XXIO cónego Dias recomendara muito a Amaro que ao menos nas primeiras semanas, para evitar as suspeitas da mana e da criada, não fosse à Ricoça. E a vida de Amaro tornou-se então mais triste, mais vazia que outrora, quando pela primeira vez deixando a casa da S. Joaneira viera para a Rua das Sousas. Todos os seus conhecidos estavam fora de Leiria: D. Maria da Assunção na Vieira; as Gansosinhos ao pé de Alcobaça com a tia, a famosa tia que havia dez anos estava para morrer e para lhes deixar uma grande herdade. Depois do serviço da Sé, as horas, todo o longo dia, arrastavam-se pesadas como chumbo. Não estaria mais separado de toda a comunicação humana, se como Santo Antônio vivesse nos areais do deserto líbico. Só o coadjutor que, coisa singular, nunca lhe aparecia nos tempos felizes, voltara agora, como o companheiro fatídico das horas tristes, a visitá-lo uma, duas vezes por semana, ao fim do jantar, mais magro, mais chupado, mais soturno, com o seu eterno guarda-chuva na mão. Amaro odiava-o; às vezes, para o impor, fingia-se todo ocupado numa leitura; ou precipitando-se para a mesa, mal lhe sentia nos degraus as passadas lentas:
- Amigo coadjutor, desculpe, que estou aqui a rabiscar uma coisa.

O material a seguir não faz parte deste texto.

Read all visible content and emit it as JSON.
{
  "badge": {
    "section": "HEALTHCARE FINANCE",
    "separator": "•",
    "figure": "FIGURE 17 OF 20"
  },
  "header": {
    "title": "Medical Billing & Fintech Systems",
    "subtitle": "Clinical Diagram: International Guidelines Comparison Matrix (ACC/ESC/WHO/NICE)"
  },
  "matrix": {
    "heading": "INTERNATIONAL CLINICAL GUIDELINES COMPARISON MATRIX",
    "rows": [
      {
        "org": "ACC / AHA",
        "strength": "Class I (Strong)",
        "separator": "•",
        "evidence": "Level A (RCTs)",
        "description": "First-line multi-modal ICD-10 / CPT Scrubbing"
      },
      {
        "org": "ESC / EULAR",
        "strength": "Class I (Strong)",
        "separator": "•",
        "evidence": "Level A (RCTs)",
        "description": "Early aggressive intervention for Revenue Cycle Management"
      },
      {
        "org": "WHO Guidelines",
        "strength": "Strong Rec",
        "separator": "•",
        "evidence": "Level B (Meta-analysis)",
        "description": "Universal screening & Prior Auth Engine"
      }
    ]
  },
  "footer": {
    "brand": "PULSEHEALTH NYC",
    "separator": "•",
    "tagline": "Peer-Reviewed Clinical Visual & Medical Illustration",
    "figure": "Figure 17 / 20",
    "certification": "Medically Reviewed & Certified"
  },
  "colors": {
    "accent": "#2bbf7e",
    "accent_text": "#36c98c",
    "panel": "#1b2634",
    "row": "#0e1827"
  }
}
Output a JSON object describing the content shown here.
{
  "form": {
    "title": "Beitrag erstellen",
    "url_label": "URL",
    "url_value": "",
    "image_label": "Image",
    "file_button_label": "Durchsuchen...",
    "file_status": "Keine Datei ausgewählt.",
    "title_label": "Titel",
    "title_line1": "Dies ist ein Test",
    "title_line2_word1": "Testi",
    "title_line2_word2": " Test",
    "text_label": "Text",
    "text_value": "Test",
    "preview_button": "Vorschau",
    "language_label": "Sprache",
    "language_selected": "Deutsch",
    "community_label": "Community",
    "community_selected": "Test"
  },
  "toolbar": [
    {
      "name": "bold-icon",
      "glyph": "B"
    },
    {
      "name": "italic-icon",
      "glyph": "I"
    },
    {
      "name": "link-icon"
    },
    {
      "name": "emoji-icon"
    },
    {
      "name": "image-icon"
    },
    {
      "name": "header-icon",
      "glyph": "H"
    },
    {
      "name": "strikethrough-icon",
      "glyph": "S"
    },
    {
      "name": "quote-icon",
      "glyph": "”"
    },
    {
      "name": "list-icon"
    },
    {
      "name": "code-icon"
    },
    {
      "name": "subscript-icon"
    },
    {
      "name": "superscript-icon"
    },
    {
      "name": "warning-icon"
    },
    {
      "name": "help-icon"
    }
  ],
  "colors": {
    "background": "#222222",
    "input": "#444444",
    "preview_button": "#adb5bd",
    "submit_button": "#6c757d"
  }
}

Mas o homem instalava-se, com o odioso guarda-chuva entre os joelhos:
- Não se prenda, senhor pároco, não se prenda.
E Amaro, torturado por aquela figura lúgubre que não se mexia na cadeira, atirava a pena, furioso, agarrava o chapéu:
- Não estou hoje para a coisa, vou espairecer.
E à primeira esquina descartava-se bruscamente do coadjutor.
Ás vezes, farto da solidão, ia visitar o Silvério.